While Kentucky’s congressional delegation claims credit for bringing home the bacon — and the state has two senior members on appropriations committees, Rogers in the House and Senate Majority Whip Mitch McConnell — the fact remains that lobbyists are crucial, Burcham said.

“We go up and visit the delegation members, and they assist us,” he said. “But that’s not the whole process. There’s a much more difficult process behind the scenes, in terms of them balancing all of the requests that they are getting from various parts of the state of Kentucky. Lots of people seek their support.”

Morehead State University admired the success of the state’s large research universities in nabbing federal grants. This year, it decided to follow them.

Rather than hire a Washington lobbying firm, though, Morehead has signed an $86,671 deal with Roll Call Strategies of Frankfort. Roll Call was founded just a few months ago by Jeff Speaks, a former aide in Rogers’ congressional office, and John McCarthy, onetime Fletcher aide and past chairman of the state Republican Party.

In their proposal to Morehead, Speaks and McCarthy listed their many contacts in Washington and Frankfort. McCarthy suggested his leadership as GOP chairman in 2004 helped put his party’s victors into their current jobs, including U.S. Sen. Jim Bunning and U.S. Rep. Geoff Davis.

By hiring Roll Call, they wrote, school officials are guaranteed face-to-face meetings not only with the Kentucky delegation, but also key members of appropriations committees.

Lobbyists act as liaisons, bringing outsiders into the halls of government and making introductions, Speaks said last week.

“It’s a matter of helping universities, or whoever you’re working with, know what’s going on,” Speaks said. “It’s an edge in information, in an understanding of the process.”

That level of access is what Michael Hail, Morehead’s special assistant to the president, said he had in mind when he awarded the contract. Hail added that he and McCarthy attended Centre College together.

Roll Call will help Morehead develop academic and research programs that would be good matches for the various kinds of federal grants available, he said. It also will help the school obtain more federal money for its Space Science Center, a 21- meter satellite tracking antenna used for science and math classes.

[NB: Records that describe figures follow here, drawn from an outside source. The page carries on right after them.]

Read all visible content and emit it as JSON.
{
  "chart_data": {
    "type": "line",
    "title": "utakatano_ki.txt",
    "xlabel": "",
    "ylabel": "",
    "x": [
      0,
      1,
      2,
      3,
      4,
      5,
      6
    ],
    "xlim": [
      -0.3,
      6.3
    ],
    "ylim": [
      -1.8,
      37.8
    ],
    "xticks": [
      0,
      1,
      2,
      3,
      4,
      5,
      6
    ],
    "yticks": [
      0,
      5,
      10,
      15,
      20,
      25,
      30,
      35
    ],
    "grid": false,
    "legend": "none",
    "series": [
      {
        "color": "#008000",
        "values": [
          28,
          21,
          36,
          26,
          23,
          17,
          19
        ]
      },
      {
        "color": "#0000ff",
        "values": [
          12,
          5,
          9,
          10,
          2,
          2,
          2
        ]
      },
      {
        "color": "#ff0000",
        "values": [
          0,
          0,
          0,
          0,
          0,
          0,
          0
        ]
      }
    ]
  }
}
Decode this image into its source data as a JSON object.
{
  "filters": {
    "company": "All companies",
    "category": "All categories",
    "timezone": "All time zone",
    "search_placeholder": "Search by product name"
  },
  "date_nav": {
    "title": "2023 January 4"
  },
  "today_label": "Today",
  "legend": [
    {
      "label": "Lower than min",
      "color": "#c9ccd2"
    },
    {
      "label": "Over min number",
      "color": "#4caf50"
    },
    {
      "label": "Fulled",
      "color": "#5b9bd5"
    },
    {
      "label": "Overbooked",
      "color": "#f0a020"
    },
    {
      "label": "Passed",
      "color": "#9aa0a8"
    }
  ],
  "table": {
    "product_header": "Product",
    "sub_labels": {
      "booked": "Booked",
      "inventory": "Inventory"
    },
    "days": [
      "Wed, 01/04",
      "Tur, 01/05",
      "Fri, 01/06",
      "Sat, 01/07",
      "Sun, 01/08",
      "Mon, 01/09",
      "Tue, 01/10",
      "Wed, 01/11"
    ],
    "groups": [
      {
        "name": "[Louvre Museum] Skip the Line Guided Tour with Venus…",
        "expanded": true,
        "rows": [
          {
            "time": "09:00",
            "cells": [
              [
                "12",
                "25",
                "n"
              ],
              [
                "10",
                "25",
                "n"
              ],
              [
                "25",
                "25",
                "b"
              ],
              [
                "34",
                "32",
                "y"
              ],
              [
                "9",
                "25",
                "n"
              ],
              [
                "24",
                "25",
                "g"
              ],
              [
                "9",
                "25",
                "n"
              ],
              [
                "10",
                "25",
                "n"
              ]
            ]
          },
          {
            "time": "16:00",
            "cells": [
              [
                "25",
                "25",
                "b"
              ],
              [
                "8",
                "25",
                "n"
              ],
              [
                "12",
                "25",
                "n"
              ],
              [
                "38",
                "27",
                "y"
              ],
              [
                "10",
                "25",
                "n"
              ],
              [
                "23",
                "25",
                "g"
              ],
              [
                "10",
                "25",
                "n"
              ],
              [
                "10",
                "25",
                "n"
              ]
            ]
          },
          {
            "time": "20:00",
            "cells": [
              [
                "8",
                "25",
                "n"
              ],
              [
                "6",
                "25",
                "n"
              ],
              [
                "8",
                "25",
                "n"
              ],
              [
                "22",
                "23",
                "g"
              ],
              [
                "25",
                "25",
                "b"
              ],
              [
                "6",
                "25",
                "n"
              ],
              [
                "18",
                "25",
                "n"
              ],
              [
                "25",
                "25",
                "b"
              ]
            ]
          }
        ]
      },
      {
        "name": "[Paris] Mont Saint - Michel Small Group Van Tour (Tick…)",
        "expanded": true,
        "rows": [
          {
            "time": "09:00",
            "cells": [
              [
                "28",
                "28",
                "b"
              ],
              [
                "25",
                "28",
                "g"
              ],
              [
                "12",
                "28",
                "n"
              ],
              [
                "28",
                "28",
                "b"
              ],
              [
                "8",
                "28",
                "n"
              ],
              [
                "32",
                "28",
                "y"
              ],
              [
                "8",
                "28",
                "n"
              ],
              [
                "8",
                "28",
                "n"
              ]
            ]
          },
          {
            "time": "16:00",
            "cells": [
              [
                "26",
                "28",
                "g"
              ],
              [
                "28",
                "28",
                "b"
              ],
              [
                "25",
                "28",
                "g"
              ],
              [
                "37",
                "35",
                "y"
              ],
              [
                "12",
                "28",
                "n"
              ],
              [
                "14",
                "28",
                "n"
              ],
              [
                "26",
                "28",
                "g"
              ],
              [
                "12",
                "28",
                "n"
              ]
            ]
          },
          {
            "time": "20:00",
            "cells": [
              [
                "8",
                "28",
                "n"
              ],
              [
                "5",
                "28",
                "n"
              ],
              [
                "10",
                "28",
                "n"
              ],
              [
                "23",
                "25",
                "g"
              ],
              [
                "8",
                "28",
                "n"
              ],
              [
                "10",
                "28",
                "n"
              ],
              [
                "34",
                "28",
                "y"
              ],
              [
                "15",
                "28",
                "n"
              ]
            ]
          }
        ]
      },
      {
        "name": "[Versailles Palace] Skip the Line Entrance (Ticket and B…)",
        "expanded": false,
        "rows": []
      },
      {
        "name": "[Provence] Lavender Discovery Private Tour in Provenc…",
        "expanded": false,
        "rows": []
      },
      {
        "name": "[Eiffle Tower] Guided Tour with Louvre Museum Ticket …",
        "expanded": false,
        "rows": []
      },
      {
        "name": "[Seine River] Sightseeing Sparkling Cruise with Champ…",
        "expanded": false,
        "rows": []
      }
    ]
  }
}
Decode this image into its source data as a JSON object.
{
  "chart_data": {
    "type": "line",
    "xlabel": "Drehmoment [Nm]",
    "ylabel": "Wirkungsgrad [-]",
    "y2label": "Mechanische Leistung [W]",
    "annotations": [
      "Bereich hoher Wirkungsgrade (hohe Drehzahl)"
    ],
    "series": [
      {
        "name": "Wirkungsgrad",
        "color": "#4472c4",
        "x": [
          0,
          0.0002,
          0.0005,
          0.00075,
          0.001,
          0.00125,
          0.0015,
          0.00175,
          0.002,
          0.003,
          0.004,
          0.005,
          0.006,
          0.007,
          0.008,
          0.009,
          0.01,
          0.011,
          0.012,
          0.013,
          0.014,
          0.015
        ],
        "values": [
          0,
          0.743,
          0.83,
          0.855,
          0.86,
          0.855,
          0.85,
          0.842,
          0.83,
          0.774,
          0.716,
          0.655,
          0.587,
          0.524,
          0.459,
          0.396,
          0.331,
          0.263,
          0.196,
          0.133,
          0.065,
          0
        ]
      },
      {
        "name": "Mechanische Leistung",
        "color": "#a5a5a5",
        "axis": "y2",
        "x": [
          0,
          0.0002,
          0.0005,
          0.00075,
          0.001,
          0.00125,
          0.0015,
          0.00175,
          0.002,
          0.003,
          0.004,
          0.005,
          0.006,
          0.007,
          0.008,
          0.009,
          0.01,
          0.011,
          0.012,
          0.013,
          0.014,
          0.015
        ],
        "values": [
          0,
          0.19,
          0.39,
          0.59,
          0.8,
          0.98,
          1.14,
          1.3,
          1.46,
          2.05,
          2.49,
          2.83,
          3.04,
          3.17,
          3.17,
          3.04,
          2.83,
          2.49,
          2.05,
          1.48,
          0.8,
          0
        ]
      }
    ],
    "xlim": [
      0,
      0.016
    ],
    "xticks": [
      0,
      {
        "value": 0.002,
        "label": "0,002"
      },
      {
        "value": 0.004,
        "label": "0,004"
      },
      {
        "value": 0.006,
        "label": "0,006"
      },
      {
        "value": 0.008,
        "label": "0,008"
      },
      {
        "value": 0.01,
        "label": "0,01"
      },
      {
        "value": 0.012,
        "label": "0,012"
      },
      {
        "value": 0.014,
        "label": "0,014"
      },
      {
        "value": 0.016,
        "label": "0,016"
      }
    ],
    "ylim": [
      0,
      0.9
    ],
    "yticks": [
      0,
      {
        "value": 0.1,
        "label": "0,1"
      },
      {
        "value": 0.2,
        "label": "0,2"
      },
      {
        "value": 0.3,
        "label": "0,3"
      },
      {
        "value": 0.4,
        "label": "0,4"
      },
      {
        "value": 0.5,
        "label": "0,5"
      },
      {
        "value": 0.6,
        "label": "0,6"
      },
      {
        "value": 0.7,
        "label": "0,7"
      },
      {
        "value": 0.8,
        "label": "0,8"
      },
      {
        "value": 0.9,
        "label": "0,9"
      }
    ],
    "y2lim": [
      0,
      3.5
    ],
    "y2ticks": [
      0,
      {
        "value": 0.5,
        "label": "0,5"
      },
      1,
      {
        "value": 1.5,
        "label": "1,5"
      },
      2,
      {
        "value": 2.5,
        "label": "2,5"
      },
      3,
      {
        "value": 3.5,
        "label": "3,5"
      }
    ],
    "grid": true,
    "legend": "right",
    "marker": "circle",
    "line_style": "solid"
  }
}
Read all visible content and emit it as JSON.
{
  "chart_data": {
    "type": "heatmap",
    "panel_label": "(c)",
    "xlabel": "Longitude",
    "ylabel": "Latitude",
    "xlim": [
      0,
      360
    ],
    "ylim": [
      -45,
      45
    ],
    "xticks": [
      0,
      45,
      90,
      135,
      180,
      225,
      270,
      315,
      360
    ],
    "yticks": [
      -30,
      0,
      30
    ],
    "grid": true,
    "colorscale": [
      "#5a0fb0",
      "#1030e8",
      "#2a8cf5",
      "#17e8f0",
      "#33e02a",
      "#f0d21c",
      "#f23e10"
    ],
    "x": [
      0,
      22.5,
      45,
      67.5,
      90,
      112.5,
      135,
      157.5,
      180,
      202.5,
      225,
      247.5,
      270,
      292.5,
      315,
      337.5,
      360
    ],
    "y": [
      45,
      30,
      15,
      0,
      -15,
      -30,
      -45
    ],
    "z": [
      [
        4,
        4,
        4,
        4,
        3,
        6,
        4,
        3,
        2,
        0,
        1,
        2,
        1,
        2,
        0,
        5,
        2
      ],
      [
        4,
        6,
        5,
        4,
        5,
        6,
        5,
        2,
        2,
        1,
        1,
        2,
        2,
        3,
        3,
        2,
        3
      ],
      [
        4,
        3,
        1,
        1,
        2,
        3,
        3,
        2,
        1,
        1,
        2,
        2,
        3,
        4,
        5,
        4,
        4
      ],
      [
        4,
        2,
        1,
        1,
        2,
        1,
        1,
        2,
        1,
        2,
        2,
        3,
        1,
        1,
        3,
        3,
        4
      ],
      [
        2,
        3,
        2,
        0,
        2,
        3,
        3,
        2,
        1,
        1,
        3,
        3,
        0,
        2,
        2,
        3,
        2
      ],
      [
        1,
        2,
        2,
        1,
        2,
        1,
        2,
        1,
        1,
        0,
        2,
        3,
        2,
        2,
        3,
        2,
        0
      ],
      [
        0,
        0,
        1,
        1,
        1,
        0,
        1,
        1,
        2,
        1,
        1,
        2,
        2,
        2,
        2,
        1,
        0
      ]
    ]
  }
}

“We’ve never done this before, so you may have to give me a year or two before I can tell you exactly what we’ll see out of it,” said Hail, who also teaches political science.

Asked if Morehead essentially is having to buy its way into the federal budget, he replied, “I don’t think we should be concerned about that. We should be happy our universities aren’t trying to do this without the expertise they need to be successful.”

Universities, like any modern American business, had better “come to grips with the nature of hard-boiled politics,” said Ernie Yanarella, UK political scientist and chairman of the university’s Senate Council.

“Higher education has, over the last five or 10 years, learned that in a situation of shrinking resources, those institutions who are best able to convey their agenda in these political forums are the most likely to get additional revenues,” Yanarella said.

Universities that can’t compete for politicians’ attention, either through well-connected lobbyists or other means, “will quite typically find themselves marginalized or short-changed,” he said. “This political message is becoming clearer and clearer.”